Wäre es dann nicht am besten wir würden einfach Wasser mit Festschmierstoff oder rein pflanzenölbasierte Produkte nehmen?
 
Für viele Anwendungen würde das wohl gehen. Ich denke da an die Forstindustrie. Leider haben wir bei den Bahnen z.T. komplexe Rahmenbedingungen, die es zu erfüllen gilt. Ich nenne als Beispiel die Spurkranzschmierung,. eine Standardanwendung bei den Zügen. Das Produkt wird mittels einer kleinen Zentralschmieranlage über eine Düse in kleinen Mengen direkt aufs Rad aufgesprüht. Das muss bei -25°C, aber auch bei +50 °C sprühbar sein, darf nicht abschleudern und die Druckaufnahmefähigkeit muss hoch sein..... Wasser allein kann für diesen Zweck nicht verwendet werden, nur schon aufgrund der Temperatur. Pflanzenöl allein kann den den Temperaturbereich ebenfalls nicht erfüllen. 
 
Gibt es weitere Herausforderungen in der Umsetzung, z.Bsp. In Bezug auf die Labels?
 
Ja, es ist so, dass auch bei einem Label Produkte durch die Maschen fallen können. Für eine unserer Hauptanwendungen, der Schienenkopfkonditionierung, wird Headlub, ein Produkt, mit hohem Feststoffgehalt eingesetzt. Das EU Umweltzeichen sieht maximal 20 % einer NICHT bio-abbaubaren, nicht toxischen, nicht bioakkumlierbaren und nicht-nanoförmigen Fraktion im Endprodukt vor. Aufgrund des spezifischen Einsatzbereiches, hat Headlub über 30 %, dieser relativ unproblematischer Feststoffe.
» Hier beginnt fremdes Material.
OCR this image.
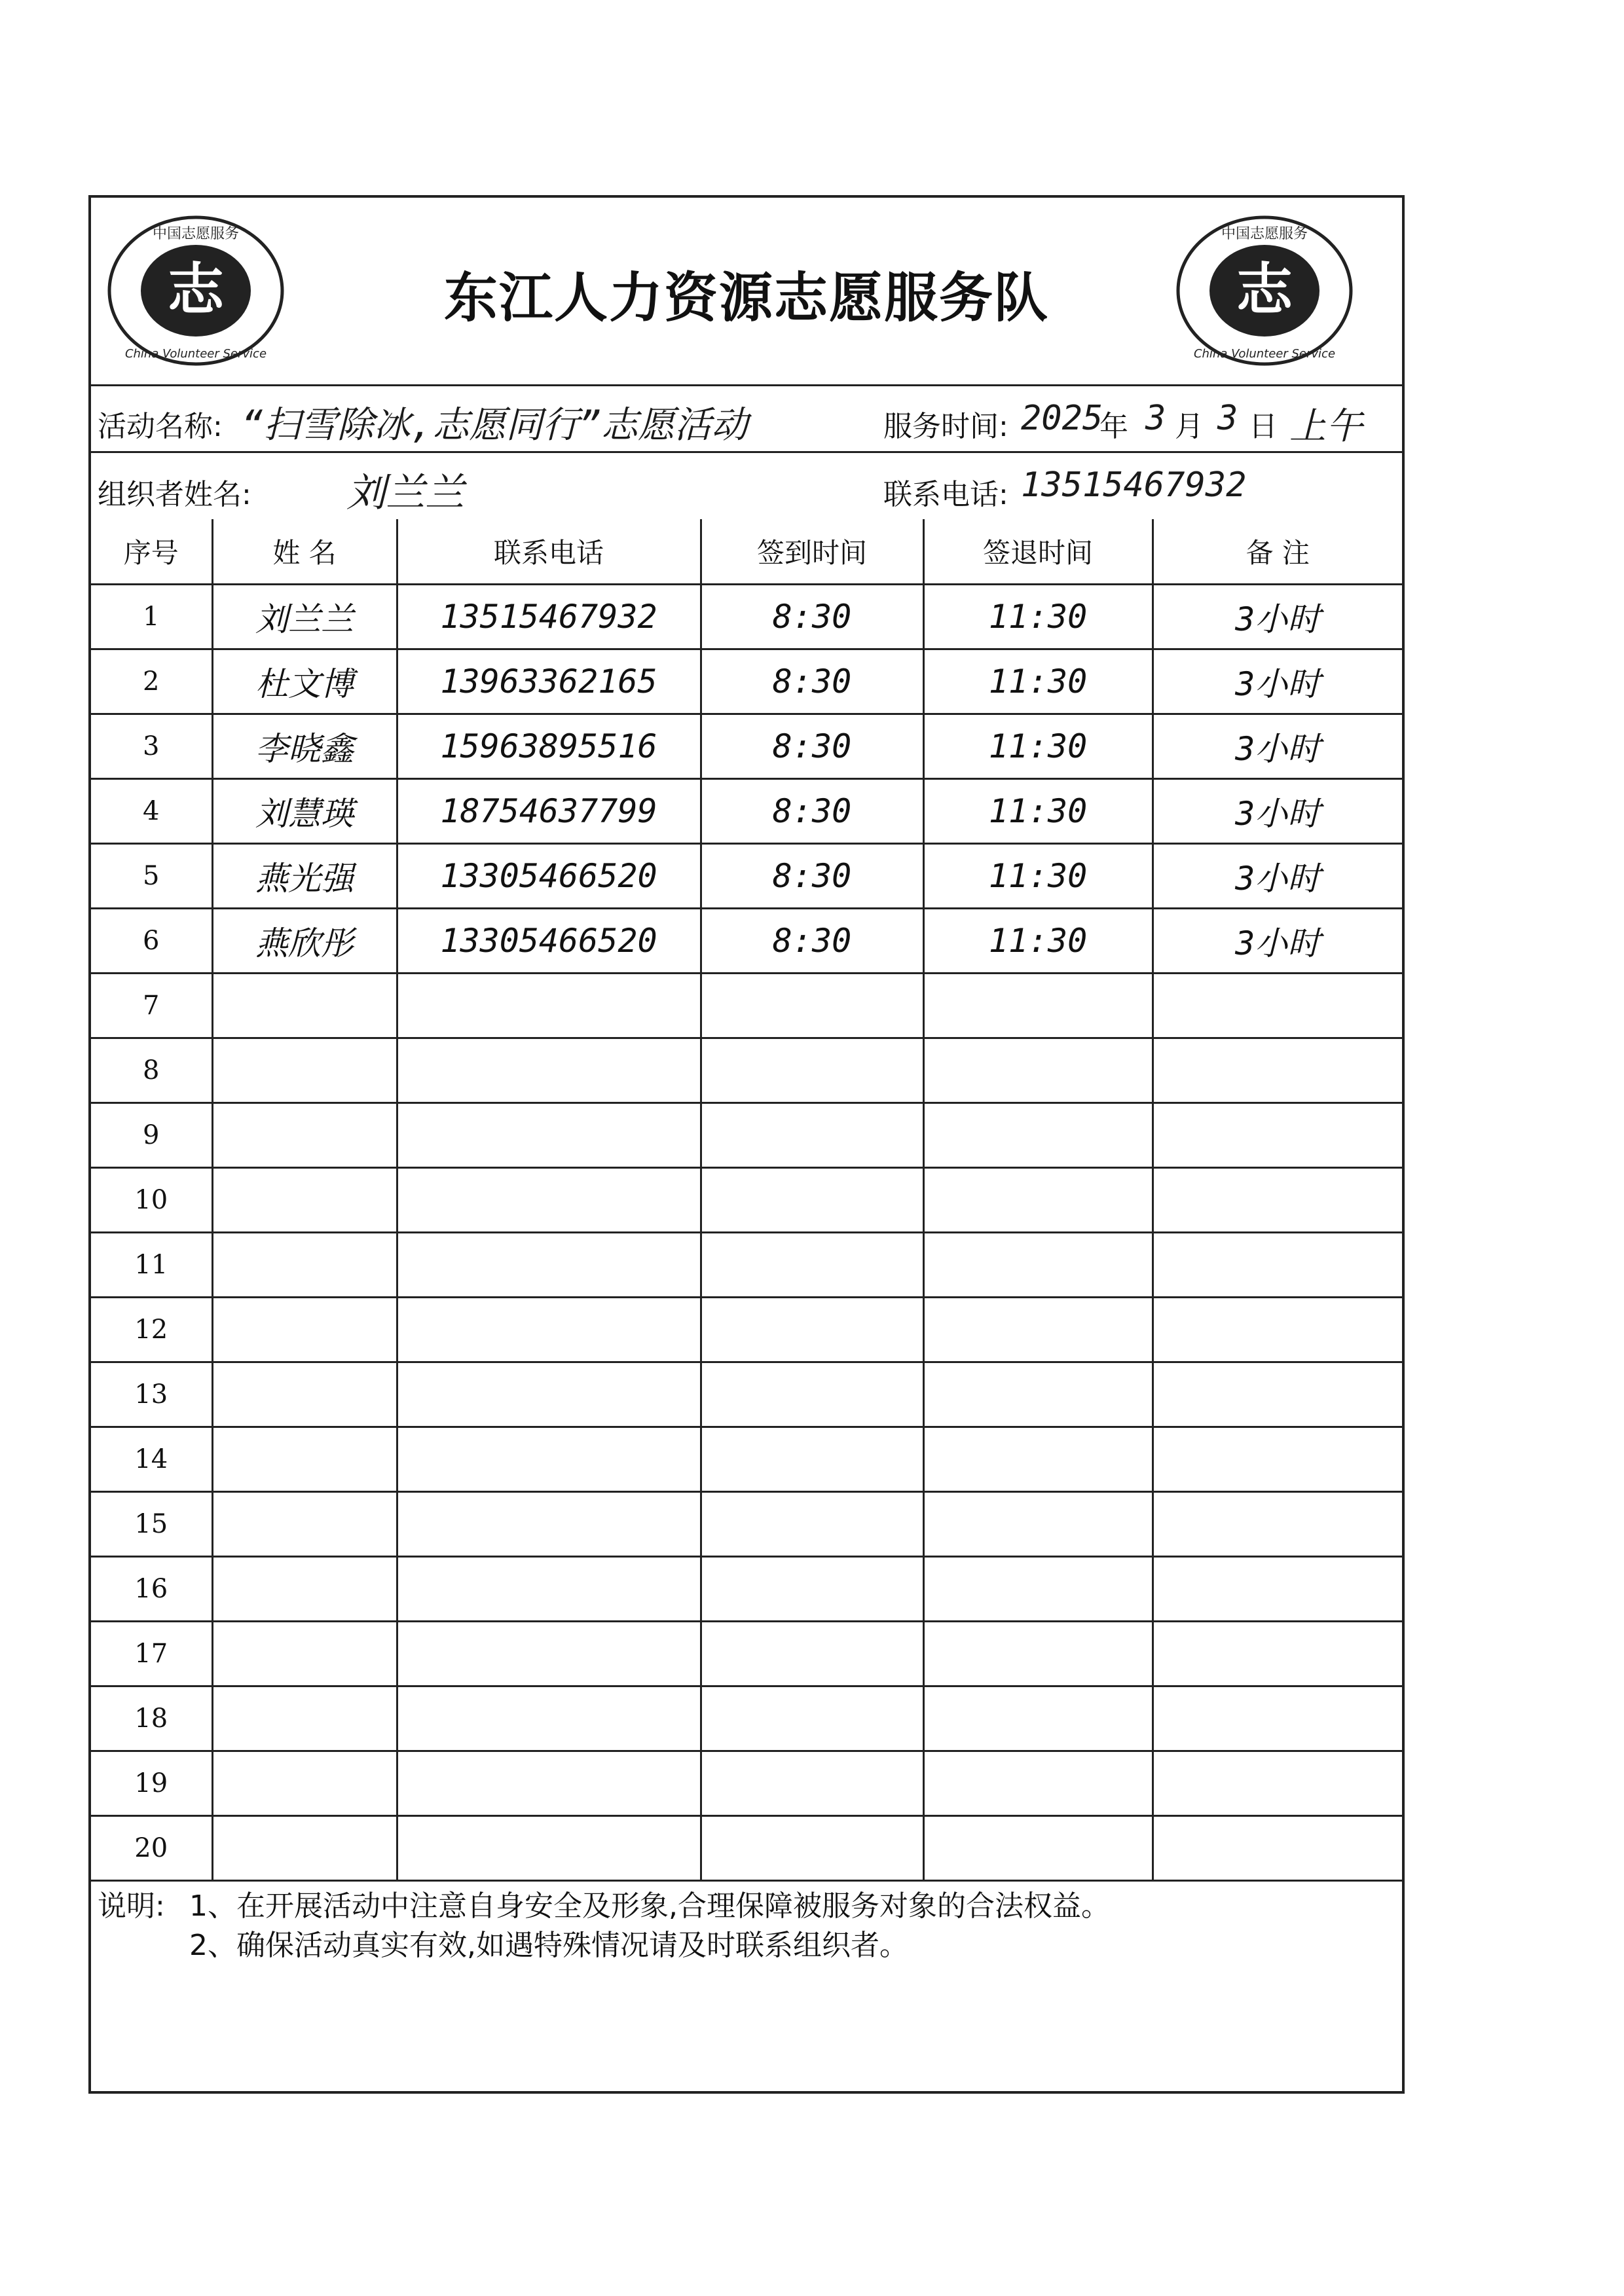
志
中国志愿服务
China Volunteer Service
东江人力资源志愿服务队	志
中国志愿服务
China Volunteer Service
活动名称: “扫雪除冰,志愿同行”志愿活动	服务时间: 2025
年 3 月 3 日 上午
组织者姓名: 刘兰兰	联系电话: 13515467932
序号	姓 名	联系电话	签到时间	签退时间	备 注
1	刘兰兰	13515467932	8:30	11:30	3小时
2	杜文博	13963362165	8:30	11:30	3小时
3	李晓鑫	15963895516	8:30	11:30	3小时
4	刘慧瑛	18754637799	8:30	11:30	3小时
5	燕光强	13305466520	8:30	11:30	3小时
6	燕欣彤	13305466520	8:30	11:30	3小时
7					
8					
9					
10					
11					
12					
13					
14					
15					
16					
17					
18					
19					
20					
说明: 1、在开展活动中注意自身安全及形象,合理保障被服务对象的合法权益。
2、确保活动真实有效,如遇特殊情况请及时联系组织者。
Das Produkt funktioniert gut und ist weltweit bei vielen Betreibern im Einsatz....ein gutes Beispiel wie Normen oder Labels auch Bestehendes zementieren oder Innovation verlangsamen können.
 
 Ist Greenwashing ein Thema?
 
Das wäre ja dann gegeben, wenn wir eine Methode oder ein Produkt als nachhaltig “promoten” würden, welches in Wirklichkeit höchstens den momentanen Stand der Technik darstellen würde. Quasi alter Wein in neuen Schläuchen. Viele Firmen versuchen sich mit Ökologie medienwirksam ins Rampenlicht zu rücken. Doch beim Thema Verlustschmierstoffe scheint mir effektiv ein Bedarf nach mehr Ökologie gerechtfertigt. Man kann sagen, dass die Label dies auch einfordern. Natürlich könnte sie manchmal auch zu wenig weit gehen, in anderen Anforderungen gehen sie aber zu weit (siehe mein Beispiel zum Festschmierstoff). Ein grösseres Problem stellt die Diskrepanz zwischen Gesetz und Praxis dar.
 
Können Sie das erläutern? 
 
Die Forderung ist da. Das Bundesgesetz über das öffentliche Beschaffungswesen erwähnt effektiv die Nachhaltigkeit als eines der Zuschlagskriterien. In der Praxis ist es aber so, dass Betreiber häufig Wege finden, um eine Ausschreibung zu umgehen, da dadurch zwangsläufig neue Produkte im Einsatz evaluiert werden müssten. Diese Kosten werden gescheut, man belässt lieber alles beim Alten. Das heisst Betreiber bleiben bei den alten Produkten so lange es gesetzlich geht. Es kommt zum Beispiel vor, dass ein Betreiber Lieferverträge mit einer Laufzeit von mehreren Jahren zulässt – wie ist es da möglich innert nützlicher Frist neue, nachhaltigere Produkte einzubringen? Dieses Problem haben wir bei einigen Betreibern erlebt.
 
Wo sieht Igralub die Zukunft?
 
Wir sehen die Verminderung der ausgebrachten Mengen an Verlustschmierstoffen als ökologisches Ziel. Da diese nicht rezykliert werden können, muss die Strategie der Vermeidung das angestrebt werden. Dennoch, ohne Technik wird der Erfolg der Nachhaltigkeit nicht möglich sein. Das Zusammenwirken von Steuerung und ökologischem Schmierstoff wird in der Zukunft nicht zu umgehen sein. Zu diesem Zweck hat Igralub bereits jetzt sowohl ein Monitoring Konzept (zum Auffinden der Orte, wo eine Applikation Sinn macht) und Systeme, die punktgenau Produkt applizieren können. Ich erwähne nochmals die eingangs genannte Spurkranzschmierung. Heutige Systeme bringen die Spurkranzschmierstoffe häufig nach einem fixen Zeitschema aus. Bringt man jedoch gleichviel Produkt auf einer geraden Strecke wie in kurvigen Regionen aus, wird dies zweifellos zu Überschmierung und damit zu Verlusten führen. Dies ist nicht zeitgemäss. Das Monitoring zusammen mit einer guten Steuerung kann aber dieses Problem beheben und die Mengen ausbringen, die es an einem gegeben Ort zur gegebener Zeit braucht. Ebenfalls kommt der Optimierung des Reibwerts zwischen Rad/Schiene zunehmende Bedeutung zu. Es gibt hier Bestrebungen durch eine geschickte Kombination von Sandung und Schmierstoff den Reibwert während der Fahrt laufend in einem optimalen Bereich zu halten, was sich positiv auf den Energieverbrauch der Fahrzeuge und den Verschleiss auswirken könnte.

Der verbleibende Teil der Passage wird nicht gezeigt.